Акменра ведь не прогоняет его всерьез. Напротив, по его глазам видно, что он не хочет, чтобы Ларри уходил. И Ларри остаётся так долго, как только может, пока рассвет не оставит альтернатив.
Это «уходи» Ак говорит каждое утро, и слово уже затёрлось, звучит привычно и больше похоже на ритуал. Они каким-то образом забывают его истинное значение. Поэтому, когда Ларри действительно уходит, Ак говорит ему это слово так же легко, ведь верит, что Ларри придёт снова. Следующим же вечером. И ничего не поменяется, правда?
Ларри приходит всё реже. Слово «уходи» звучит всё грубее и холоднее. Ларри чувствует, что ошибся: не может понять только, где. К тому же за грубым словом всегда таятся и другие эмоции: Ларри читает их у фараона в глазах. Там остатки надежды и желания доверять. Там не выжженная еще вера, что Ларри с ним до последнего. Там еще остается нежелание того, чтобы Ларри на самом деле ушел.
Но он уходит. Иногда не дожидаясь рассвета, потому что дела не ждут и надо поспать хотя бы пару часов. Когда он заходит попрощаться, Ак говорит ему:
— Уходи уже, — грубо, но с верой в лучшее.
И Ларри уходит, даже если не хочет. Даже если всё бы отдал, чтобы это слово снова превратилось в шутку, понятную только им двоим.

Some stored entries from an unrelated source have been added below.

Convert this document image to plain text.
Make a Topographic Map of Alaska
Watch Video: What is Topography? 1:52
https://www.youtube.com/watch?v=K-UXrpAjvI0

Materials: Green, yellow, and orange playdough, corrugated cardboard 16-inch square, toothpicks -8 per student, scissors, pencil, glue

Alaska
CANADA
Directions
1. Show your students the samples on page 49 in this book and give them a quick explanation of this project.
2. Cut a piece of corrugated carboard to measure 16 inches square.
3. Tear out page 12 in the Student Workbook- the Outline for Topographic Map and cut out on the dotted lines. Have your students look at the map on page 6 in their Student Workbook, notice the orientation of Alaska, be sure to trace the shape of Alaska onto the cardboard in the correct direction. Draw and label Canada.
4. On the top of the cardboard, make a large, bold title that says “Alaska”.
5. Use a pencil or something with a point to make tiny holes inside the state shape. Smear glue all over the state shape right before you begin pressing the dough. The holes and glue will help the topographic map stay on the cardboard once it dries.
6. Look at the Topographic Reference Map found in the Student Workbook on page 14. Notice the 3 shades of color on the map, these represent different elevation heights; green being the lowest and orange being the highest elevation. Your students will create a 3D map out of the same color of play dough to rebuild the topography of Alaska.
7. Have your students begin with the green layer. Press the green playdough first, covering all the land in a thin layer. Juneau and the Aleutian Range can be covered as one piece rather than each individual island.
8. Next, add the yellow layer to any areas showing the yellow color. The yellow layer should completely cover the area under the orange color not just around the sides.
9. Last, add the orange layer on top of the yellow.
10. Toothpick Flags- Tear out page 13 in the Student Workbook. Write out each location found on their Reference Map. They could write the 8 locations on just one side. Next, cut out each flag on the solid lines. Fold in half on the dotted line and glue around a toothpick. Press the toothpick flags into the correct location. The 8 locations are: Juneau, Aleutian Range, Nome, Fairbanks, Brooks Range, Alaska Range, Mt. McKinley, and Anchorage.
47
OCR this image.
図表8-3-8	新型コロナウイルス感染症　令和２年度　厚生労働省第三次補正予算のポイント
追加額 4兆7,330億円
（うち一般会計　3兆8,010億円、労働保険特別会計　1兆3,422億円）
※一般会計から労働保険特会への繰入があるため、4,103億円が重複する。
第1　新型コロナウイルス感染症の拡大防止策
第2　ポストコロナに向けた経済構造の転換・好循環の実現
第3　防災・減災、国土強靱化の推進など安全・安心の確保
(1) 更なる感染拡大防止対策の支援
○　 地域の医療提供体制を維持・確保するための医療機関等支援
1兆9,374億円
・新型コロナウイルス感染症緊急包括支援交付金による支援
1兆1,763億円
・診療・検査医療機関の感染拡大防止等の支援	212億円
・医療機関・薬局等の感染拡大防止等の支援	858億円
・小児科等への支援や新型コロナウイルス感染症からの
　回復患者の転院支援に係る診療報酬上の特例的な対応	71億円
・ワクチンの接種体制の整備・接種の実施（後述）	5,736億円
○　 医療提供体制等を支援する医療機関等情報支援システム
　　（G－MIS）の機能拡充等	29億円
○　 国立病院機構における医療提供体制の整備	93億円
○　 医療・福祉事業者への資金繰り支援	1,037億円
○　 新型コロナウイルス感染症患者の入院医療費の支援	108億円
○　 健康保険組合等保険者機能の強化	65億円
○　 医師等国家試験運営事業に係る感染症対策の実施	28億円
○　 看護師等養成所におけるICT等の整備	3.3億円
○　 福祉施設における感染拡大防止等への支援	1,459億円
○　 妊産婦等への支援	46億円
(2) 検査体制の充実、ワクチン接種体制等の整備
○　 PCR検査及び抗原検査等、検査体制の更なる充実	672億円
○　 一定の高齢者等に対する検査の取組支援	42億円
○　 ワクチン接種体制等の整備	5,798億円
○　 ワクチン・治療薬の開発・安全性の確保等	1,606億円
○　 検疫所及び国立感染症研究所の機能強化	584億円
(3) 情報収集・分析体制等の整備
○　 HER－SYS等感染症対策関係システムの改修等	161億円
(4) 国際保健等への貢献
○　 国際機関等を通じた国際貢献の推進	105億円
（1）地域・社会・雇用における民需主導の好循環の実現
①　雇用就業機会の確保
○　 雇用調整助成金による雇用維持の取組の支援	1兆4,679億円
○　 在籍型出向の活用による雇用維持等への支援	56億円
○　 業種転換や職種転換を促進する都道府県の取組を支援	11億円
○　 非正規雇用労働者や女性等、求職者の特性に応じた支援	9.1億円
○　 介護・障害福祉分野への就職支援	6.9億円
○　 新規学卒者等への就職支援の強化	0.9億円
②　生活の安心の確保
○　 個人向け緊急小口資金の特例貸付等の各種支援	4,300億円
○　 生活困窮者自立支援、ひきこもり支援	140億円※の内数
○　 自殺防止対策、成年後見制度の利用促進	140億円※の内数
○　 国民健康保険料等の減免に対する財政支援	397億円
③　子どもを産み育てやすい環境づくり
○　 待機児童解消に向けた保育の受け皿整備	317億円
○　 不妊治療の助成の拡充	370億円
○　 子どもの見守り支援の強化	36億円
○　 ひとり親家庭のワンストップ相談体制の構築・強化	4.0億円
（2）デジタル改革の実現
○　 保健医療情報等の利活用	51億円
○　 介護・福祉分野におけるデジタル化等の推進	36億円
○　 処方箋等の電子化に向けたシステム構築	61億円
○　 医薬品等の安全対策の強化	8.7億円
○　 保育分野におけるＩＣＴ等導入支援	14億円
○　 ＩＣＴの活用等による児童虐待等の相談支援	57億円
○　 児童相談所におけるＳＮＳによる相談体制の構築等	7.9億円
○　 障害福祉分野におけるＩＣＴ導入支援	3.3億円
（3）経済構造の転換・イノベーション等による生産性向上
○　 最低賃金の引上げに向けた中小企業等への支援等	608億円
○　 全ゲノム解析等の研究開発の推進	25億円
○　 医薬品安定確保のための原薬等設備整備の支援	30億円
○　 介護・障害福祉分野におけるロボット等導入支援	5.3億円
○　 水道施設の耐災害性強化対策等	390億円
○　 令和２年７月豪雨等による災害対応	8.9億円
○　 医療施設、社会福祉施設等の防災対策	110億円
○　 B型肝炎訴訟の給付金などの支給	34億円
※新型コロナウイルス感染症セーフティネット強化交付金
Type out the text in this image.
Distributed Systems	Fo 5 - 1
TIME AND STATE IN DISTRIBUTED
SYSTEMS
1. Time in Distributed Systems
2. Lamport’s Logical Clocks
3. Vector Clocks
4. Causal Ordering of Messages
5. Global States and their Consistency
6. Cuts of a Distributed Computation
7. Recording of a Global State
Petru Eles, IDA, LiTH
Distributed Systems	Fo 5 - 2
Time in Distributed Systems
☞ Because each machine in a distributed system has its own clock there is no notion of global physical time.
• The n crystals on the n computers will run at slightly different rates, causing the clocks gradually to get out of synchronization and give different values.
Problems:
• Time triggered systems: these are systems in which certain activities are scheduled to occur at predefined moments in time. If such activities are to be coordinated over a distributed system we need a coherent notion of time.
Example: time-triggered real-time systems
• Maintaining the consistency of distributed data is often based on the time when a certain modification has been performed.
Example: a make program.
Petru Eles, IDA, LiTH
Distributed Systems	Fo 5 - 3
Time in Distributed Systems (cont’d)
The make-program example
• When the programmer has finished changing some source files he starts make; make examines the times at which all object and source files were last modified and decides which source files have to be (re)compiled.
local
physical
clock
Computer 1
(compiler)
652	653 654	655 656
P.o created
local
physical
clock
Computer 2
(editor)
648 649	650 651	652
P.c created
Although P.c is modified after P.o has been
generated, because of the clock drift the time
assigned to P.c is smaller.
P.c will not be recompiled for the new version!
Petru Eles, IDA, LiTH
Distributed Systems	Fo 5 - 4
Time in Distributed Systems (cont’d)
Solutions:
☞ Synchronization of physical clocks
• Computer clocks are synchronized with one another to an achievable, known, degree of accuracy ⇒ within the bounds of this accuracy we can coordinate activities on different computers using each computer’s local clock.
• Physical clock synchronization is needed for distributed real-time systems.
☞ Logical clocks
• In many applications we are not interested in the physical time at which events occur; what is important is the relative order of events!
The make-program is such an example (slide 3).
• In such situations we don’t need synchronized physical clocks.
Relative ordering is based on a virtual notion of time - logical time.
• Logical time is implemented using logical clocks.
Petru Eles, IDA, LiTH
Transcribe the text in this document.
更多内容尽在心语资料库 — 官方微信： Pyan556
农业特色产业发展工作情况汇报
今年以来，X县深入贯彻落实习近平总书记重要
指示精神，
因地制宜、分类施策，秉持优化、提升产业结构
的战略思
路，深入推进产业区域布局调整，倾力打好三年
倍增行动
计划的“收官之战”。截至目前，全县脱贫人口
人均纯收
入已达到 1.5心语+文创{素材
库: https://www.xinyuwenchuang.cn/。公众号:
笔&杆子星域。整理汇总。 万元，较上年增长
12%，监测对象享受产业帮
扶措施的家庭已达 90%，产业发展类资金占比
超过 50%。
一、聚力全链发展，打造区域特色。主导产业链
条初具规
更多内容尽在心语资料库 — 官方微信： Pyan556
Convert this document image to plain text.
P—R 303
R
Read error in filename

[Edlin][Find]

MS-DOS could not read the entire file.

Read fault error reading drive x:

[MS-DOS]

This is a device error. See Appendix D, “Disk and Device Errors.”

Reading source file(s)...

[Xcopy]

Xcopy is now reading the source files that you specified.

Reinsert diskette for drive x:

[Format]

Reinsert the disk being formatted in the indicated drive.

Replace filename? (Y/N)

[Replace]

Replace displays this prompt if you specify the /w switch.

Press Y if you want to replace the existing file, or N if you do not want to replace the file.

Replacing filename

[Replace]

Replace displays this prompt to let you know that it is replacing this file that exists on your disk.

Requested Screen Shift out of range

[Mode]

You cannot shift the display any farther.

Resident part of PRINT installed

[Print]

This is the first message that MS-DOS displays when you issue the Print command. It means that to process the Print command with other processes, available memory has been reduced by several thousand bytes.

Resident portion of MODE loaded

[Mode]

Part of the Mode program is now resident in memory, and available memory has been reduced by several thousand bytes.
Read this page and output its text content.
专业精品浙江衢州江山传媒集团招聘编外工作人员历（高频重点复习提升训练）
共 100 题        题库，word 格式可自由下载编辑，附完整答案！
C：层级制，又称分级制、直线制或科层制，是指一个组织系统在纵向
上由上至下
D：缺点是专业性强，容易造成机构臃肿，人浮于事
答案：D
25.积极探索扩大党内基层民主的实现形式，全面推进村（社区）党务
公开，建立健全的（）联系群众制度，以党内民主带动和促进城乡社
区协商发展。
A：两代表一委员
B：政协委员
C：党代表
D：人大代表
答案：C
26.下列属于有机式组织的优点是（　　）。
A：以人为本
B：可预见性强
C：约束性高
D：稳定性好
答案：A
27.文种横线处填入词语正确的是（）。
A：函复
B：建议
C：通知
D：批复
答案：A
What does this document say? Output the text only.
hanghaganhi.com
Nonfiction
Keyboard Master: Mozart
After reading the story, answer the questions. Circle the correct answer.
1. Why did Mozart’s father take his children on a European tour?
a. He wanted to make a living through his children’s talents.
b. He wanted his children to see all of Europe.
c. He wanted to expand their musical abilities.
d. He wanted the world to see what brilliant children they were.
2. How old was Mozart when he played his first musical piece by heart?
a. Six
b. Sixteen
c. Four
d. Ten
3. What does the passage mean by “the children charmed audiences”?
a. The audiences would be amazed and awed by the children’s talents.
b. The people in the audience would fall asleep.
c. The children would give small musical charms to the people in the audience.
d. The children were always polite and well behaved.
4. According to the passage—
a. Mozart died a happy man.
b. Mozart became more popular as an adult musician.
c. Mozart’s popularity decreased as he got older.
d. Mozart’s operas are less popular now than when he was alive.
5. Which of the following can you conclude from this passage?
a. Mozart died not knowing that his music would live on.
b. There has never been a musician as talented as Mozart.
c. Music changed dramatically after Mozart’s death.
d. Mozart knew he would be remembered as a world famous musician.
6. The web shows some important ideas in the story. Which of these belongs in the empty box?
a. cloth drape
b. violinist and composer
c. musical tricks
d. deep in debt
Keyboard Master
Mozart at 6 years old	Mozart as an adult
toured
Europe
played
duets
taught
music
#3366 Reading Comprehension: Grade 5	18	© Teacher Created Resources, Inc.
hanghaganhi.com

Когда он возвращается на должность охранника, Ак каждое утро говорит ему:
— Уходи, — с былым весельем, приправленным страхом, что вот сейчас он и правда уйдёт, да уже не вернётся.
Ларри пытается вытравить из Акменра этот страх. Доказывает и ему, и себе самому, что доверие можно вернуть или завоевать снова. Но сколько бы он себя ни обманывал, ничего не возвращается на круги своя. Разбитую чашу можно склеить, да трещины останутся. И Ларри может бесконечно отвечать «я вернусь», но Ак уже никогда не поверит ему до конца.
Так и происходит. В дверях Британского музея Акменра говорит ему:
— Уходи.
И за этим «уходи» уже ничего нет, кроме обиды, растоптанных надежд и холода, вымораживающего до костей. Это последнее «уходи» действительно последнее. Но Ларри понимает это слишком поздно.